Different research questions require different sampling weights. There are nine sampling weights that, in essence, indicate the number of people represented by each observation, adjust for nonresponse, and compensate for inadequacies in the sample frame (e.g., the number of people without a fixed address). Researchers must select the appropriate sampling weight (from the nine available choices) for the specific variables being analyzed. The sampling weights reflect three categories of examinations: site (the mobile examination center, at home, or both), timing (specimens collected in the morning, afternoon or evening, or any time), and special subsets (allergy or central nervous system disease). We present a simplified version of Table 5.1 from the reference manual of the CD-ROM to help guide selection of the appropriate sampling weight (Appendix Table).

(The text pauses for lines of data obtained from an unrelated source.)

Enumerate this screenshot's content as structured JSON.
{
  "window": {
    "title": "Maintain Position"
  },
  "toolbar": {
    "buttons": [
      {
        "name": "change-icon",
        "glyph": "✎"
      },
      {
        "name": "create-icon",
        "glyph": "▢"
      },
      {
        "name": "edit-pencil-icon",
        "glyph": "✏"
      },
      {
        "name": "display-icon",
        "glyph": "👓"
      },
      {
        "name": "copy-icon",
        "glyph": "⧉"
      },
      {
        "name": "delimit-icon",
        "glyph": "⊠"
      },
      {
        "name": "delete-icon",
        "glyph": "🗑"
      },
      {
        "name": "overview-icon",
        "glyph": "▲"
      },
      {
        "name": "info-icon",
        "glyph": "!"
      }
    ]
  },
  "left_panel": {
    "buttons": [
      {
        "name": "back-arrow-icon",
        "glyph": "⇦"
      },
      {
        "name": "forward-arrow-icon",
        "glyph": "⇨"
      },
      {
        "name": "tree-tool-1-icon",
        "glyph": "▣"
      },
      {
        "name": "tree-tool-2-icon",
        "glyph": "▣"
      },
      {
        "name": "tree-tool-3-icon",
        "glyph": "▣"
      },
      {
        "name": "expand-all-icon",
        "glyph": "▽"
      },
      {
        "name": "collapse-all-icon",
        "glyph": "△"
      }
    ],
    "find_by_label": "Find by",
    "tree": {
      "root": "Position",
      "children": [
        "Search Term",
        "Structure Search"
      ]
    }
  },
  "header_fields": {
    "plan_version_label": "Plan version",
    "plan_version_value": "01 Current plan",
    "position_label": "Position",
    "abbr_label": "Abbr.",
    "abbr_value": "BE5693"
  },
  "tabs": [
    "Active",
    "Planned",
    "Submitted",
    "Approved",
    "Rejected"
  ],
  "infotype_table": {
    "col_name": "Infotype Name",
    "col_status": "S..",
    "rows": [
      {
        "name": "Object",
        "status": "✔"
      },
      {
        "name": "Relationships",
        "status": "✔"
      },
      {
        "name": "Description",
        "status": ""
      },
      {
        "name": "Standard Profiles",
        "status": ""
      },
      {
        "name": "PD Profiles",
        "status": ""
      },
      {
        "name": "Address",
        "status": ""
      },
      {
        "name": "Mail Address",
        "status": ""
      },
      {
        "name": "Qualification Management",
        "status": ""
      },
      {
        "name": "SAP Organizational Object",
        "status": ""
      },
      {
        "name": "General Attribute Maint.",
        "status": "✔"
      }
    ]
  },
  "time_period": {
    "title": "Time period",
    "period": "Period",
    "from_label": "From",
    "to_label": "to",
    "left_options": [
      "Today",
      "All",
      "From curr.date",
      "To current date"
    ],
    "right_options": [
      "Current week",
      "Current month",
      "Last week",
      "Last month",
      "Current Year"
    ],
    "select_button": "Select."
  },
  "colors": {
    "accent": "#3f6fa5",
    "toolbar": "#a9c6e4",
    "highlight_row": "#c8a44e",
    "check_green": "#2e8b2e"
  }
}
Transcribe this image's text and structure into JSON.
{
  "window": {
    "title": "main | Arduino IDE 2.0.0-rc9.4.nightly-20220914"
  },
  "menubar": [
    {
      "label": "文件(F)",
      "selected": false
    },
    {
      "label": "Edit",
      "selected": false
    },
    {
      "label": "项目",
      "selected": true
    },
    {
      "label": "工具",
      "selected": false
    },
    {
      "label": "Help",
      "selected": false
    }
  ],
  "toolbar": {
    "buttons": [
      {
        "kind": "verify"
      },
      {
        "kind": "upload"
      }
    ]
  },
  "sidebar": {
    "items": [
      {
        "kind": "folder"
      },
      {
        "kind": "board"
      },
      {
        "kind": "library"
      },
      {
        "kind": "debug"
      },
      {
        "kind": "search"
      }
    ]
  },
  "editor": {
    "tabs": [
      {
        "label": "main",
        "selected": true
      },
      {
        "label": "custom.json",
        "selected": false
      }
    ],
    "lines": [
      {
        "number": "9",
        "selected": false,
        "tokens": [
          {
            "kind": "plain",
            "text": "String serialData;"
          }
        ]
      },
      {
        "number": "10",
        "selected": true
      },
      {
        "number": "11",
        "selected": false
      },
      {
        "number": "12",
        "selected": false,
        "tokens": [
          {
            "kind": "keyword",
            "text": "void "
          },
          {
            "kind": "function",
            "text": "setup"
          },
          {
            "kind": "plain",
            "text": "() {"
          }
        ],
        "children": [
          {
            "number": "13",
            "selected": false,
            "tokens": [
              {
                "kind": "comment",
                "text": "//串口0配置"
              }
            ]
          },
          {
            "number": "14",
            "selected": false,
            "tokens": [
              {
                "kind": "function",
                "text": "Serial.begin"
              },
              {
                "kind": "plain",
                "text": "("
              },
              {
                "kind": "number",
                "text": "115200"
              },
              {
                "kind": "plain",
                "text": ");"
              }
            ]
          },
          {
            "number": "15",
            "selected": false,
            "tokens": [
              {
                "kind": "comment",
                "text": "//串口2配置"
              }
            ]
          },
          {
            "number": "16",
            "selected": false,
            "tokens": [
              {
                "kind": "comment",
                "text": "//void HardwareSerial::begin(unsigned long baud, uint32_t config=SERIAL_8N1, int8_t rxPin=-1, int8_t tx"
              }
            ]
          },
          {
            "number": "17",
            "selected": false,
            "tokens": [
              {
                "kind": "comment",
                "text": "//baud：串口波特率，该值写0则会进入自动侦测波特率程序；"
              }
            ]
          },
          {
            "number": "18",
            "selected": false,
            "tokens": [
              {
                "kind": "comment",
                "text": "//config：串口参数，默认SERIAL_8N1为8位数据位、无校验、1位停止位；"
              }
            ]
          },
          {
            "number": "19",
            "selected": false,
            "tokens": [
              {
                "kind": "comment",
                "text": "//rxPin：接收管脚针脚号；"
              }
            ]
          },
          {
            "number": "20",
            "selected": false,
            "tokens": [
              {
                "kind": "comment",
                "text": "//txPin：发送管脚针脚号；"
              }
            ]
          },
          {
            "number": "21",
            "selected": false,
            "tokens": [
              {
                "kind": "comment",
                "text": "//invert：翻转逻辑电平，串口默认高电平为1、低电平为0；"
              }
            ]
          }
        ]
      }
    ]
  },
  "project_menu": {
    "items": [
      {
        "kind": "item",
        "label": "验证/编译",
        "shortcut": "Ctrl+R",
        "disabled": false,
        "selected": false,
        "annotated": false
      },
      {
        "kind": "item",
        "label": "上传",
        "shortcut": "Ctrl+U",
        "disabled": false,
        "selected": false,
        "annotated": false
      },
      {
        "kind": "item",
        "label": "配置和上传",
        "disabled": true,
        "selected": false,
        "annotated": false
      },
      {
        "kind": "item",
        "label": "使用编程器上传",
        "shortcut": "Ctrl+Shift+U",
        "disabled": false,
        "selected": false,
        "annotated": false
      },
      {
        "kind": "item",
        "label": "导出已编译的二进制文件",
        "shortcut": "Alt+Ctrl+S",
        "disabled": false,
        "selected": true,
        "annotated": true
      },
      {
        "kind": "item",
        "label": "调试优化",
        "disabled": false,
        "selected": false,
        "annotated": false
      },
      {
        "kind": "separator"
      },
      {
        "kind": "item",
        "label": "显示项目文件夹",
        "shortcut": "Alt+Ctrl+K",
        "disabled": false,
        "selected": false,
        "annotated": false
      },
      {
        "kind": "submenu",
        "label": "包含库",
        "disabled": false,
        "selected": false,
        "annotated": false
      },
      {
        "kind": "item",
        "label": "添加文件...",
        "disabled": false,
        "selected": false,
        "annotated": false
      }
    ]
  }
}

Users need a statistical package that allows the proper use of sampling weights plus stratum and PSU variables to incorporate the complex sample design into the analyses. Although we used the SVY series of commands in Stata 5.0, other packages, such as SUDAAN, offer the same capability.
Finally, Appendix B of the analytic reporting guidelines gives recommended minimal sample sizes to achieve stable estimates. Even though NHANES is a large sample, multiple levels of stratification lead to small cell size, depending on the analysis. For example, the NHANES III supports analyses stratified by some ethnicities (e.g., non-Hispanic White, non-Hispanic Black, and Mexican-American) but not others (e.g., Native American or Asian-Pacific Islanders). The analytic and reporting guidelines (available on the CD-ROM NHANES III Reference Manuals and Reports, Section V) discuss all of the foregoing issues in detail.